The closing moments of a tight game always make for riveting TV, and viewers don’t have to worry about whether they’ll see every moment. It was not always so. In fact, it was 46 years ago that a perfect storm of events created a fiasco that changed how television handled sports forever.
November 17, 1968: The New York Jets travel to Oakland to meet the Raiders in one of the pre-merger AFL’s most bitter rivalries. The teams would trade the lead all day, and the high number of pass attempts, touchdowns, injuries, and penalties resulted in a slow-moving fourth quarter that had no chance of ending by 7 p.m. in the East – NBC’s strictly mandated cutoff time, at which point the network would switch to its heavily promoted sweeps event, “Heidi.”
Network execs watching the game at home realized the game would run over and tried to get through to the studio to give orders to stay with the game…but the phones were jammed with curious and annoyed viewers, some of them parents wondering if “Heidi” would start on time, many of them football fans wondering if they would see the whole game. They wouldn’t. By 7 p.m., the network programmer had received no order to the contrary, and had been told earlier in the week that “Heidi” must start on time. (The network had sold all of the movie’s sponsorship time to the Timex watch people, and their contract said the movie couldn’t be delayed for any reason.)
Meanwhile, back in Oakland, the Raiders pulled off a comeback for the ages, scoring two touchdowns in the game’s final minute to wipe out a Jets lead and win 43-32. No one east of the Mississippi saw it, and when NBC flashed the final score on screen in the middle of “Heidi,” viewers were outraged. Art Buchwald joked that men who wouldn’t leave their chairs in an earthquake went to the phone to yell at NBC.

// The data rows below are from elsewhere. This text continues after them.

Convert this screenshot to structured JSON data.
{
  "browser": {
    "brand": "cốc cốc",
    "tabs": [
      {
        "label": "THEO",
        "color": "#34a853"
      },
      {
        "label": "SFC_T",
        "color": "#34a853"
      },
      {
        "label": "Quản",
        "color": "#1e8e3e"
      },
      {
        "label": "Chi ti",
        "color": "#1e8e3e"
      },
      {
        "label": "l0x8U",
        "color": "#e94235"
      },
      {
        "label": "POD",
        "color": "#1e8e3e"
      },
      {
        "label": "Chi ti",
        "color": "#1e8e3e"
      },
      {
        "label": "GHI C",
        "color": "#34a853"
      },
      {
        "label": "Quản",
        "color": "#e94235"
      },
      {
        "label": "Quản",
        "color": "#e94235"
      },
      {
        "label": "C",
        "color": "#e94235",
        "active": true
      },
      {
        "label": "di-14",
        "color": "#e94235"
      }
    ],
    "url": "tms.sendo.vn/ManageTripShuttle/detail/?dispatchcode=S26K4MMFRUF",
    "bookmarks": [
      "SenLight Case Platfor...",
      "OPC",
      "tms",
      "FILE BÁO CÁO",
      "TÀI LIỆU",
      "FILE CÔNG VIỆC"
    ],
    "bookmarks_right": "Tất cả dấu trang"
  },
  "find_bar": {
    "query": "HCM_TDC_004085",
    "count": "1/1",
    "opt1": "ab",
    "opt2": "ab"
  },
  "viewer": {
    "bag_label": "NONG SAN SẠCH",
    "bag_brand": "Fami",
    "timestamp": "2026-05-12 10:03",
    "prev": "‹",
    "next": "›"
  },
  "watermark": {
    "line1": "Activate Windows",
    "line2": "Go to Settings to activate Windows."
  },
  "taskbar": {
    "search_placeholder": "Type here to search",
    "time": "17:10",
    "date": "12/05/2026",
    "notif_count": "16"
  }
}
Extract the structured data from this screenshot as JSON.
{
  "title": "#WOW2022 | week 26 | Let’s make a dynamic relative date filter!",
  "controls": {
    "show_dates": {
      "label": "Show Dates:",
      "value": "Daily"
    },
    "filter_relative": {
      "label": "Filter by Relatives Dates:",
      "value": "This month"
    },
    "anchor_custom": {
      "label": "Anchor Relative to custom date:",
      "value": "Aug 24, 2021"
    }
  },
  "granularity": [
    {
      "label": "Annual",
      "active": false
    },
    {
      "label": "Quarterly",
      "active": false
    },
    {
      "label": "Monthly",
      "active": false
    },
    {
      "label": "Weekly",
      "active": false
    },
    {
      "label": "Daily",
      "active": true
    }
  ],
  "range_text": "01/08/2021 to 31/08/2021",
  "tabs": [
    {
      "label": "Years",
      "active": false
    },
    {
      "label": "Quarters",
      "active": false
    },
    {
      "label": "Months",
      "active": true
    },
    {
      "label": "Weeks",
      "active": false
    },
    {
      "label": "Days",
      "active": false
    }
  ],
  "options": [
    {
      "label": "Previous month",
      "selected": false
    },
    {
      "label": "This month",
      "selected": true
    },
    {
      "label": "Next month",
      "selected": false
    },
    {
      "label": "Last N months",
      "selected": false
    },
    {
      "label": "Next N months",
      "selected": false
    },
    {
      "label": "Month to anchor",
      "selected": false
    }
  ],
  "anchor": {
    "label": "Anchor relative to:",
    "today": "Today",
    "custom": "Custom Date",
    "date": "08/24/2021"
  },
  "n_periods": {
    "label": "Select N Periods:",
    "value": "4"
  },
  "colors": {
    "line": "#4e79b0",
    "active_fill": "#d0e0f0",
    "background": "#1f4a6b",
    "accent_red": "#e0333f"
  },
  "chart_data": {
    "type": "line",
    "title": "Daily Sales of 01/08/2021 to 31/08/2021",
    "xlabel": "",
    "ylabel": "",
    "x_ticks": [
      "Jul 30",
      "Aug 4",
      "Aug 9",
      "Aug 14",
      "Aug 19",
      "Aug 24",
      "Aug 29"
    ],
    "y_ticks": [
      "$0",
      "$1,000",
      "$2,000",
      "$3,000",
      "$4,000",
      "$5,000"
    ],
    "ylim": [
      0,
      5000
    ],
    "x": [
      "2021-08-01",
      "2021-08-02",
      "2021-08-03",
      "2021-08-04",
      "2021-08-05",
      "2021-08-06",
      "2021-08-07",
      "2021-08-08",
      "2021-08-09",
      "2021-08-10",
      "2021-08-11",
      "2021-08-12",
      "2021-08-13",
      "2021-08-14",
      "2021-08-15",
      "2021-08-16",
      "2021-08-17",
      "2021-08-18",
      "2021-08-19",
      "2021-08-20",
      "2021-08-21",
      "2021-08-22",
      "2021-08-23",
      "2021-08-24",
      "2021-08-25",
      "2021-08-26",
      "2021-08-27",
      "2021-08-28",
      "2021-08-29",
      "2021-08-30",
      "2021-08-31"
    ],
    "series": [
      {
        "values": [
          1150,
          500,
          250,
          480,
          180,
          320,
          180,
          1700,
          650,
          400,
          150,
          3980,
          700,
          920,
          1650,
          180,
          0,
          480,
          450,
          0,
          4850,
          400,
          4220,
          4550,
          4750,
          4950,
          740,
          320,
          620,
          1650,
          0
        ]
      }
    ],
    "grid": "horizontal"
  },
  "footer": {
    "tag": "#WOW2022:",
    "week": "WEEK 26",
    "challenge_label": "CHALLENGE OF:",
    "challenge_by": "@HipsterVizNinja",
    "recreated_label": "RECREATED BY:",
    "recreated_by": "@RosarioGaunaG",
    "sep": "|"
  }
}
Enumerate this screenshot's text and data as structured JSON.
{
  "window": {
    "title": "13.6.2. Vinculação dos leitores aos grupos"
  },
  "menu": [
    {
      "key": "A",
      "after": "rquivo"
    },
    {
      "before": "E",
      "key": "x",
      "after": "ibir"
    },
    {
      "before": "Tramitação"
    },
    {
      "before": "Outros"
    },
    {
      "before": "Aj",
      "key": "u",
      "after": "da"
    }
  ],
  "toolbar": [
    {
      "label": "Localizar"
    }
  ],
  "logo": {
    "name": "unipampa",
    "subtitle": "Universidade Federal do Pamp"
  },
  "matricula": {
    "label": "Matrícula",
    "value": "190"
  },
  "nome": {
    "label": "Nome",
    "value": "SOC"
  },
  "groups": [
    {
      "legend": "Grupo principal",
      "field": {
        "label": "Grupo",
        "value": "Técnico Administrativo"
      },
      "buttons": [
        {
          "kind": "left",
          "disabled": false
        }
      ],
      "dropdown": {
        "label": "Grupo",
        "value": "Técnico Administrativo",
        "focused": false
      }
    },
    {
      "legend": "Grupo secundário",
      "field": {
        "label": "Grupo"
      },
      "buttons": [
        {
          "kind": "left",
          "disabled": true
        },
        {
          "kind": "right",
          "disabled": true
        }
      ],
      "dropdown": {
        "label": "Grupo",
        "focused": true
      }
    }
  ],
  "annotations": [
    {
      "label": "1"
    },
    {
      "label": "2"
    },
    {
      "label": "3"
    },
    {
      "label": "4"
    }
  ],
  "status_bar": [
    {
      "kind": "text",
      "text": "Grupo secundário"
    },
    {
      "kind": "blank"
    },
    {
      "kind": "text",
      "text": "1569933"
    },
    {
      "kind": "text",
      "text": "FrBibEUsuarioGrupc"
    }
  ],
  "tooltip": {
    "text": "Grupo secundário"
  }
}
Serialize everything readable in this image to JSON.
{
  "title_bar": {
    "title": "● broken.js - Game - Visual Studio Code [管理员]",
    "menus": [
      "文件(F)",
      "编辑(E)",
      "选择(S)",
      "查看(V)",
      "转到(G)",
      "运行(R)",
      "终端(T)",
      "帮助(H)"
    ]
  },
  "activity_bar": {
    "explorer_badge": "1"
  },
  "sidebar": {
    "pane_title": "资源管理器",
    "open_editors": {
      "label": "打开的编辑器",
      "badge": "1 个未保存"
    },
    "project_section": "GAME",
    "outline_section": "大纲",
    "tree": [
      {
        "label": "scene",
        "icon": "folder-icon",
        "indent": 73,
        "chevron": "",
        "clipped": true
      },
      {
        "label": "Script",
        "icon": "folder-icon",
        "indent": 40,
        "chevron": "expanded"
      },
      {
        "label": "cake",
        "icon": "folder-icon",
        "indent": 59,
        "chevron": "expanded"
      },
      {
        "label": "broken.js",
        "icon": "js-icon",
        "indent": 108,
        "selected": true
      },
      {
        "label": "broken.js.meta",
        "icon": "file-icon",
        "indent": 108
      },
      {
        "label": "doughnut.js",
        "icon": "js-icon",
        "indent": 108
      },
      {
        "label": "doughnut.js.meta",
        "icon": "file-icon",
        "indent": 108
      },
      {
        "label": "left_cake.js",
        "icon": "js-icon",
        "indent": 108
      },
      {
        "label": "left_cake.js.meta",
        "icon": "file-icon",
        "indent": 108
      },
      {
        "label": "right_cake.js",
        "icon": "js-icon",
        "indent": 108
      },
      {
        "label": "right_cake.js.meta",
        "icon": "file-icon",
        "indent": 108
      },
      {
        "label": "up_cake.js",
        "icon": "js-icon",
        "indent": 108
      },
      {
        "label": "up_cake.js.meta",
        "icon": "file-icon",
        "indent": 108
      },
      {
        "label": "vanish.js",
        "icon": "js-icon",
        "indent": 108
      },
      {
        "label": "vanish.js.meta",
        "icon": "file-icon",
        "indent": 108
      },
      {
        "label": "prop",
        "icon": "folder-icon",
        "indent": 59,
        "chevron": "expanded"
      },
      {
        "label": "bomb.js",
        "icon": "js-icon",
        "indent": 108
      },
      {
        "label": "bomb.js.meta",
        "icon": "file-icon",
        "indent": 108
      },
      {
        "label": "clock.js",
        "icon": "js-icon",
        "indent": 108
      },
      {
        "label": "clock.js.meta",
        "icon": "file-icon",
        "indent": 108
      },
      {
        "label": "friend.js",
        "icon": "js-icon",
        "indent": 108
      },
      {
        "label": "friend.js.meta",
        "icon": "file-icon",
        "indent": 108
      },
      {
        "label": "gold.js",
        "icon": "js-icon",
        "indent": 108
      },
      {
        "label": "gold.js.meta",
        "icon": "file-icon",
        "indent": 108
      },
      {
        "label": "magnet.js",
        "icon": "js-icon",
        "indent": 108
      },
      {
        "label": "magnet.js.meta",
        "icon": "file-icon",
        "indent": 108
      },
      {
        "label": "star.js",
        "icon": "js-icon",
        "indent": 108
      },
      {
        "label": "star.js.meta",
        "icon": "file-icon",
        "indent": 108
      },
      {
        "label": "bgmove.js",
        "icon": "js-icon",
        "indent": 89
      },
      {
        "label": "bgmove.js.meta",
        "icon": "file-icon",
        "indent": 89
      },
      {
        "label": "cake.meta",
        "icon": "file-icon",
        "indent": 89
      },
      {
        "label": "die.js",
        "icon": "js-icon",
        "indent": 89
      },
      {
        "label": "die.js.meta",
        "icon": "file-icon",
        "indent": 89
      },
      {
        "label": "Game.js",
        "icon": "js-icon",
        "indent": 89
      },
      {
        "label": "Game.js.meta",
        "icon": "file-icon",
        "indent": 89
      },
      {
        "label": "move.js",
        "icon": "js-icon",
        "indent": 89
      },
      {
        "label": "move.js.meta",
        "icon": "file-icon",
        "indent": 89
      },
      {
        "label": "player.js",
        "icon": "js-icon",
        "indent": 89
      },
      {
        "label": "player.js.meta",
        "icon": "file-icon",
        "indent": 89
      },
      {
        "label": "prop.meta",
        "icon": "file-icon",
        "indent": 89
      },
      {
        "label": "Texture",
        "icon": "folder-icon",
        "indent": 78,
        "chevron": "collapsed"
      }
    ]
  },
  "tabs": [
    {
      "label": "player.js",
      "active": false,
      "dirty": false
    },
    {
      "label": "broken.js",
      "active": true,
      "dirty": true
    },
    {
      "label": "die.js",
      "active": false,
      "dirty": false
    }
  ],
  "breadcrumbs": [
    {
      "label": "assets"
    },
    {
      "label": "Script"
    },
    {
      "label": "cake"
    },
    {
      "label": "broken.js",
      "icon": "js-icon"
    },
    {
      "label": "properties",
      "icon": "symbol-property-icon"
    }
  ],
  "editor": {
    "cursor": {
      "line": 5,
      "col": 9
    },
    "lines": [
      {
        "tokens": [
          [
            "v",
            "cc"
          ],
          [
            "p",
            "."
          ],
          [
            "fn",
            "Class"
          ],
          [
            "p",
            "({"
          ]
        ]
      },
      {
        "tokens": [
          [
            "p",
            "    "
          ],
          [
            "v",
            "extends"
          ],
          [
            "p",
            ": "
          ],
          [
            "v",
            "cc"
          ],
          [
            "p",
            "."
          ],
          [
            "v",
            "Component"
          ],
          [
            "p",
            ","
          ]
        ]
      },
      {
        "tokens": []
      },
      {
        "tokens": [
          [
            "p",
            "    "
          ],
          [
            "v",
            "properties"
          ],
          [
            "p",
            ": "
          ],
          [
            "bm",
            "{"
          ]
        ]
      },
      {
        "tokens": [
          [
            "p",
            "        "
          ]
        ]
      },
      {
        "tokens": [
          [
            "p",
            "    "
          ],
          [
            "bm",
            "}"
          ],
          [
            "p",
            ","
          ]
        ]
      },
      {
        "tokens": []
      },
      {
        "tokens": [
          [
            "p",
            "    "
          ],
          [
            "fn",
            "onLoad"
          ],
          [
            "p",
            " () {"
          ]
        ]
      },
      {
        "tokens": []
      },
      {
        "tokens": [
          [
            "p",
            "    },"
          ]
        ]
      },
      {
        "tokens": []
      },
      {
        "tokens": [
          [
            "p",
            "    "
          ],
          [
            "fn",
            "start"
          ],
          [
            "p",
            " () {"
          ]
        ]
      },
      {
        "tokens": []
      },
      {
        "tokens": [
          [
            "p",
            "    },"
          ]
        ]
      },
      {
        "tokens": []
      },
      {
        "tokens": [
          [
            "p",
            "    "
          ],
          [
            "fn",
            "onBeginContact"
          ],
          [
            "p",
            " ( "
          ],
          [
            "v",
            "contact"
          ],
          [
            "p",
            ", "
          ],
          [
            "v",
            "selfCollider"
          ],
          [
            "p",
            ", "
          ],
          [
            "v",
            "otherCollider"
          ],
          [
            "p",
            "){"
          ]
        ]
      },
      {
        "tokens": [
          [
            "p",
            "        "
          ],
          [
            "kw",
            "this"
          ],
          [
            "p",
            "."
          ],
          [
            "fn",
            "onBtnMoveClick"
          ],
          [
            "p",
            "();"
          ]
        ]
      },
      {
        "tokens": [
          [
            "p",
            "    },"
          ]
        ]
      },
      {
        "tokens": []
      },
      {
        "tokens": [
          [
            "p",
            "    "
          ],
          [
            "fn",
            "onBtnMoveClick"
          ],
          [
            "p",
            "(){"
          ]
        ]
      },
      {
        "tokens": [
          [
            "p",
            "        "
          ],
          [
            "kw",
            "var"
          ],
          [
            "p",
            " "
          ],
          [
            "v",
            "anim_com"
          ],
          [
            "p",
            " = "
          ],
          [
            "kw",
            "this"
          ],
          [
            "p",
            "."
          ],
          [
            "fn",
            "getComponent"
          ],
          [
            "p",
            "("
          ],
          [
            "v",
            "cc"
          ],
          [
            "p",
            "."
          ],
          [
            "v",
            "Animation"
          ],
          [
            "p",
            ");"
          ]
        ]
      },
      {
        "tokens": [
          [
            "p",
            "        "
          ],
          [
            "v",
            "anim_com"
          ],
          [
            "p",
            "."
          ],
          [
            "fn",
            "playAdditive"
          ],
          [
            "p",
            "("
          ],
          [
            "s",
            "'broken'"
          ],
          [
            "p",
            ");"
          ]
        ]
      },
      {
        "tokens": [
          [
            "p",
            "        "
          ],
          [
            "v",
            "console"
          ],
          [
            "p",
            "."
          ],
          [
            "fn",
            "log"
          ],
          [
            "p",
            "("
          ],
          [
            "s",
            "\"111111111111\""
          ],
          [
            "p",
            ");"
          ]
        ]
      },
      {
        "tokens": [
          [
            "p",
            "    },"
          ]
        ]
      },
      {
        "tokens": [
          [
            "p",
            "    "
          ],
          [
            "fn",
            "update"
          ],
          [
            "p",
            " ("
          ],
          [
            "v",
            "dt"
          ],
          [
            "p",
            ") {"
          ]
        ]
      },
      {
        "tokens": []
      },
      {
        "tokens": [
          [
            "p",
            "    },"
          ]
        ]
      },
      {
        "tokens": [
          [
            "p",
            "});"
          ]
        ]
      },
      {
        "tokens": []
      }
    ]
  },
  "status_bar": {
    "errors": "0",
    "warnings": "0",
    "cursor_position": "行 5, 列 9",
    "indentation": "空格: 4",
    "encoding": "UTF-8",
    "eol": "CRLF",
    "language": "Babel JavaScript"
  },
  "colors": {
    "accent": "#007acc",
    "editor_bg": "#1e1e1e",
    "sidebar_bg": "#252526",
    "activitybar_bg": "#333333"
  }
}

The “Heidi Bowl” was a perfect confluence of events: An exciting game that dragged on longer than normal butting up against a heavily-promoted, exclusively-sponsored movie the network had already locked itself into, with a switchboard meltdown to boot. The Raiders’ unseen comeback was the icing on the cake. It was a disaster at the time, but it inspired NBC to install backup phone lines for network communications, and it changed how TV covers sports. The following month, NBC had scheduled a special showing of “Pinocchio” after a lead-in game. NBC’s newspaper ads assured football fans that the puppet would rather cut off his nose than cut off the end of the game. And when the Raiders and San Diego Chargers ran long in their December 15 game, NBC started “Huckleberry Finn” at 7:08, and delayed the rest of the night’s programming by eight minutes. A network spokesman said he couldn’t remember anything like it.